D. The substrate specificity of AChE changes as the acetylcholine concentration changes from low to high.
▶️Answer/Explanation
Ans: A
Acetylcholine is the substrate for AChE, and since the shape and charge of the active site is specific for acetylcholine, only one substrate molecule can occupy the active site at a time. Therefore, at high concentrations of acetylcholine, AChE becomes saturated with substrate. When an enzyme is saturated with substrate, adding more substrate to the solution will not lead to an observable increase in the reaction rate.
Question
A researcher proposes a model to explain how enzyme-substrate interactions determine enzyme specificity. The model is based on the idea that substrate molecules form favorable interactions with the amino acid side chains in an enzyme’s active site.
Based on the model, which of the following statements best explains an enzyme’s specificity for a particular substrate molecule?
A. A hydrophilic molecule interacts with nonpolar side chains in the enzyme’s active site.

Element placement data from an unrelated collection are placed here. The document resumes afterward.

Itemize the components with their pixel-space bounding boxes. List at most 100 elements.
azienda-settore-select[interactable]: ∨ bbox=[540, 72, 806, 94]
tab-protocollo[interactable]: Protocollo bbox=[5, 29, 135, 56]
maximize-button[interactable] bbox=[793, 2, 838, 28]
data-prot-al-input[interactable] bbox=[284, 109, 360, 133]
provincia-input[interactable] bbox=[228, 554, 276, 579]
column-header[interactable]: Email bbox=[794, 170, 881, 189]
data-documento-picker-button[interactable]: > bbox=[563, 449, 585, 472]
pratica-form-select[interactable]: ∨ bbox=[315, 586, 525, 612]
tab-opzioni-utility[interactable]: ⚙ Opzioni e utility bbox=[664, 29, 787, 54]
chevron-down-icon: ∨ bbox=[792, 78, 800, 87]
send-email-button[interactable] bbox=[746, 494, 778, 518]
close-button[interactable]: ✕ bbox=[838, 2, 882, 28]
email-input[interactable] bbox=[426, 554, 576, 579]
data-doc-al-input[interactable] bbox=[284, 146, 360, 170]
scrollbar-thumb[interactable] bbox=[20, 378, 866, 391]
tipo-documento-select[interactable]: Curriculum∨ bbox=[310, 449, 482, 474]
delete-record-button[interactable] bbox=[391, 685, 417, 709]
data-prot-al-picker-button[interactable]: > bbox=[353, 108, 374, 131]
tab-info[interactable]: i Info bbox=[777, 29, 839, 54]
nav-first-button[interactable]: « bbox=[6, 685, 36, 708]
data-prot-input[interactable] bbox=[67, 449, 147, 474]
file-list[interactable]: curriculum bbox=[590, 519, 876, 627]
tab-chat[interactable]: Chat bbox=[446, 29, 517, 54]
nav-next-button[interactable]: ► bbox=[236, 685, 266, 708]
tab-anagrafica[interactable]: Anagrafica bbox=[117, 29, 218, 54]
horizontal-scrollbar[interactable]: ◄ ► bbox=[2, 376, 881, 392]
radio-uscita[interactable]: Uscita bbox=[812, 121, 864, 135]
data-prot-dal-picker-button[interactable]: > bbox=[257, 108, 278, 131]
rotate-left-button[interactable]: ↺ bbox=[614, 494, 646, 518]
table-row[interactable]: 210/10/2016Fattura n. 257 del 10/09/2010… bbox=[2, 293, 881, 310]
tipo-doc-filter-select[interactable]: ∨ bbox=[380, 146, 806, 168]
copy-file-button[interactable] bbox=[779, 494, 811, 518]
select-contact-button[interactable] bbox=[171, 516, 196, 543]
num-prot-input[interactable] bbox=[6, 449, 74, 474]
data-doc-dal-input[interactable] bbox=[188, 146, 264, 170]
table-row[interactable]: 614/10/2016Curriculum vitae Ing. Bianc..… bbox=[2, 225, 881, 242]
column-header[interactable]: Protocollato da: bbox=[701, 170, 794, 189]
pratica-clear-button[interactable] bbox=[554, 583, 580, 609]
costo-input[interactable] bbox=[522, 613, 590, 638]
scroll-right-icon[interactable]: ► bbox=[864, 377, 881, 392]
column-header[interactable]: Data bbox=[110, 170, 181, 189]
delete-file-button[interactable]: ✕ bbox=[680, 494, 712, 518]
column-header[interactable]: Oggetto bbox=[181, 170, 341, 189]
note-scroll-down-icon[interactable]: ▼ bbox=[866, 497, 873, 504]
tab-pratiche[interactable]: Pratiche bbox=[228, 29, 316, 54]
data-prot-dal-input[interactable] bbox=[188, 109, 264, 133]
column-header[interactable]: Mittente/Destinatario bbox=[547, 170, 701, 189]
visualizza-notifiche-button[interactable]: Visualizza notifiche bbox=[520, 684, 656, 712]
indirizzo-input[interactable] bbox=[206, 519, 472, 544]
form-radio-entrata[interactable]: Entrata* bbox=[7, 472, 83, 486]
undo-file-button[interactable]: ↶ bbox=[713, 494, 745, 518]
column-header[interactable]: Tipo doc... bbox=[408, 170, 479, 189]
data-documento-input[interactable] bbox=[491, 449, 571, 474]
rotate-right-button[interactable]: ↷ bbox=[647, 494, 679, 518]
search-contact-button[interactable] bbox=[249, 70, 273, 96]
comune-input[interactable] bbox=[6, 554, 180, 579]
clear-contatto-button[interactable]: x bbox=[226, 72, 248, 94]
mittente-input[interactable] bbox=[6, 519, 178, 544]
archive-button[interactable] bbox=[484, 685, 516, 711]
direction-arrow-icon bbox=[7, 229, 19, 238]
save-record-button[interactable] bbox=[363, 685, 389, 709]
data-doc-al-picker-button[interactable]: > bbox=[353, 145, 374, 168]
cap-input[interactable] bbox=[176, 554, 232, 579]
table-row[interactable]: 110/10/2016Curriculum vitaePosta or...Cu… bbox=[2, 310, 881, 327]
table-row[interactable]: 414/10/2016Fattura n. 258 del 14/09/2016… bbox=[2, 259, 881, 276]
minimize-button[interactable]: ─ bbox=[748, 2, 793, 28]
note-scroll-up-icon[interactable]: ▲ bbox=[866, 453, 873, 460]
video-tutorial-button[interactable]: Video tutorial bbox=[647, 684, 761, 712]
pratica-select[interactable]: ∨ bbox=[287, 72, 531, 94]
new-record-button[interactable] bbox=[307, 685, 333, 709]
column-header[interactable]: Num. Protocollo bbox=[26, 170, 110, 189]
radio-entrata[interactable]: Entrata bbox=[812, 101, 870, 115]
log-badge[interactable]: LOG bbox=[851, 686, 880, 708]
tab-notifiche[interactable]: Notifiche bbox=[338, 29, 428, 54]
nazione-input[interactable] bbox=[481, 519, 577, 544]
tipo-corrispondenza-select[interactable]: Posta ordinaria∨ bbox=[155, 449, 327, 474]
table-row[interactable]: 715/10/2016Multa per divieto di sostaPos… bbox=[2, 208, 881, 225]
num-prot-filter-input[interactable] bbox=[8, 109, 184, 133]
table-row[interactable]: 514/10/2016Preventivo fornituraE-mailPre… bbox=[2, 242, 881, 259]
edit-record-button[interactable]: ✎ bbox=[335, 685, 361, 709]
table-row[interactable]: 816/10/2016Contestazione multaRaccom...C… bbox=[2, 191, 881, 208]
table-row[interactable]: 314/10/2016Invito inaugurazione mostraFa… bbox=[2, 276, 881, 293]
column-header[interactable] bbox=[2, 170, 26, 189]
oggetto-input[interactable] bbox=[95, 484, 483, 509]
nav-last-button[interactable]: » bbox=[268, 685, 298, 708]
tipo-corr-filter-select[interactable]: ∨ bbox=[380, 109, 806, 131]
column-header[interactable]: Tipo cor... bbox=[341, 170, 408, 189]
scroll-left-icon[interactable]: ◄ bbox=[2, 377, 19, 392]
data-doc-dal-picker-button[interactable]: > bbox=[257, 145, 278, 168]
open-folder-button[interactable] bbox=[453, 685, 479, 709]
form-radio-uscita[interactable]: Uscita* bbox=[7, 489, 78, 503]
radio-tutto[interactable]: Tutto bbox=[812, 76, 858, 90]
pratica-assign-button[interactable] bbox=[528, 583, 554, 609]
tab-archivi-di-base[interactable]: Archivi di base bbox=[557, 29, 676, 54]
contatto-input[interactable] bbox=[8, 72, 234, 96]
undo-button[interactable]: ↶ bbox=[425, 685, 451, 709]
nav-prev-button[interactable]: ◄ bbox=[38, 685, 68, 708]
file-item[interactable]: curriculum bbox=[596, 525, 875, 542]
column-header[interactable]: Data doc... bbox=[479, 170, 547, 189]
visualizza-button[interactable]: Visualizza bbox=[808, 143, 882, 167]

B. A hydrophobic molecule interacts with polar side chains in the enzyme’s active site.
C. A molecule with positive charges interacts with positively charged side chains in the enzyme’s active site.
D. A molecule with negative charges interacts with positively charged side chains in the enzyme’s active site.
▶️Answer/Explanation
Ans: D
Because opposite charges attract, a molecule with negative charges will form favorable interactions with positively charged side chains in an enzyme’s active site. Based on the model, the favorable interactions helps explain the enzyme’s specificity for the molecule as a substrate.
Question
Which of the following statements best helps explain the reaction specificity of an enzyme?
A. The free energy of the reactants is greater than the free energy of the products.
B. The equilibrium constant of the reaction is much greater than 1.
C. The shape and charge of the substrates are compatible with the active site of the enzyme.
D. The concentration of the enzyme inside living cells is greater than the concentration of substrate.
▶️Answer/Explanation
Ans: C
The reaction specificity of an enzyme is determined by the compatibility of the substrate with the enzyme’s active site. A substrate’s shape and charge affect how it fits into an enzyme’s active site and whether it forms favorable interactions with the enzyme.